На следующий день, ранним утром, они исчезли. Улетели, как последний порыв осеннего ветра, что срывает с деревьев остатки шуршащей листвы и уносит ее. Кратким, но значительным был их визит — он возвестил о смене времен года и о скором начале новой жизни.
Глава 54
Гонщик обязан верить. В свой талант, в свое здравомыслие, в тех, кто его окружает, в физику. Гонщик обязан верить в техников, в свою машину, в покрышки, в тормоза, в самого себя.

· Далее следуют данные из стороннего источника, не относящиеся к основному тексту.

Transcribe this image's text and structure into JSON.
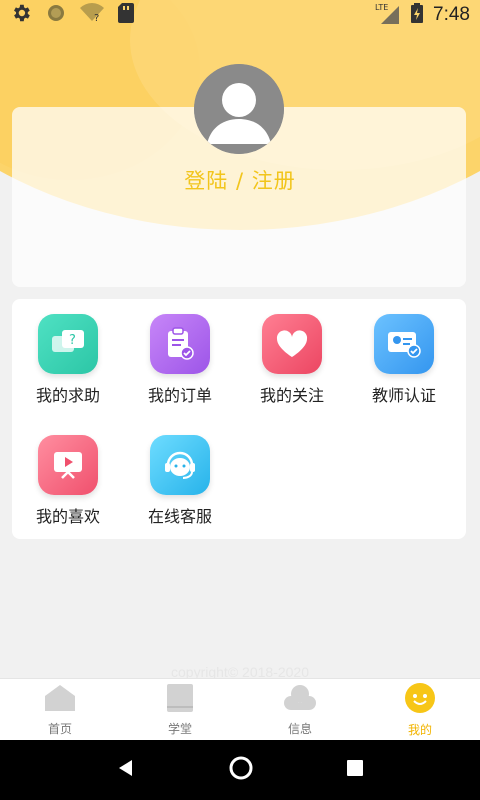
{
  "status_bar": {
    "time": "7:48",
    "network": "LTE",
    "icons": [
      "gear-icon",
      "circle-icon",
      "wifi-unknown-icon",
      "sd-card-icon",
      "signal-icon",
      "battery-charging-icon"
    ]
  },
  "profile": {
    "login_label": "登陆 / 注册",
    "avatar_icon": "default-avatar-icon"
  },
  "menu": {
    "items": [
      {
        "label": "我的求助",
        "icon": "help-chat-icon",
        "color": "#37d3b4"
      },
      {
        "label": "我的订单",
        "icon": "order-clipboard-icon",
        "color": "#b46cf0"
      },
      {
        "label": "我的关注",
        "icon": "heart-icon",
        "color": "#f35a72"
      },
      {
        "label": "教师认证",
        "icon": "teacher-id-card-icon",
        "color": "#43a7f5"
      },
      {
        "label": "我的喜欢",
        "icon": "video-play-icon",
        "color": "#f4607a"
      },
      {
        "label": "在线客服",
        "icon": "customer-service-icon",
        "color": "#33c2f0"
      }
    ]
  },
  "footer": {
    "watermark": "copyright© 2018-2020"
  },
  "tab_bar": {
    "tabs": [
      {
        "label": "首页",
        "icon": "home-icon",
        "active": false
      },
      {
        "label": "学堂",
        "icon": "book-icon",
        "active": false
      },
      {
        "label": "信息",
        "icon": "message-cloud-icon",
        "active": false
      },
      {
        "label": "我的",
        "icon": "smiley-face-icon",
        "active": true
      }
    ]
  },
  "colors": {
    "accent": "#f2c51c",
    "header_yellow": "#fcd46a",
    "tab_active": "#f2b400"
  }
}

Подъем пугает и смущает гонщика. Заставляет вилять, поддавать газу. В результате покрышки теряют сцепление. Полотно становится скользким от масла. И тогда гонщик выходит из поворота на огромной скорости, не чувствуя под собой трека. Когда на него обрушивается гравиевая ловушка, гонщик обязан принимать решения, от которых зависит не только исход гонки, но и его будущее. Начни он прорываться через гравий — и произойдет катастрофа, поверни он руль — и машина начнет вращаться, потому что колеса встанут поперек трека. Поднять передние колеса — тоже плохо, машина потеряет устойчивость. Так что же делать?
Гонщик должен смириться с действительностью. Со своей судьбой. Он должен признать, что ошибки совершают все. Он переоценил себя. Принял не то решение.
К сложившейся ситуации его привело стечение обстоятельств. Все это гонщик вынужден признать и за все заплатить. Он должен сойти с дистанции.
Утопить в гравии два колеса. Даже четыре. Ужасное чувство для гонщика, особенно во время соревнований. Противно слушать, как гравий стучит по шасси. Ощущение такое, словно плывешь в дерьме. Пока гонщик зарывается в гравий, его соперники проносятся мимо. Они заняли его место и на огромной скорости продолжают гонку. Уже без него. Потому что он теряет скорость.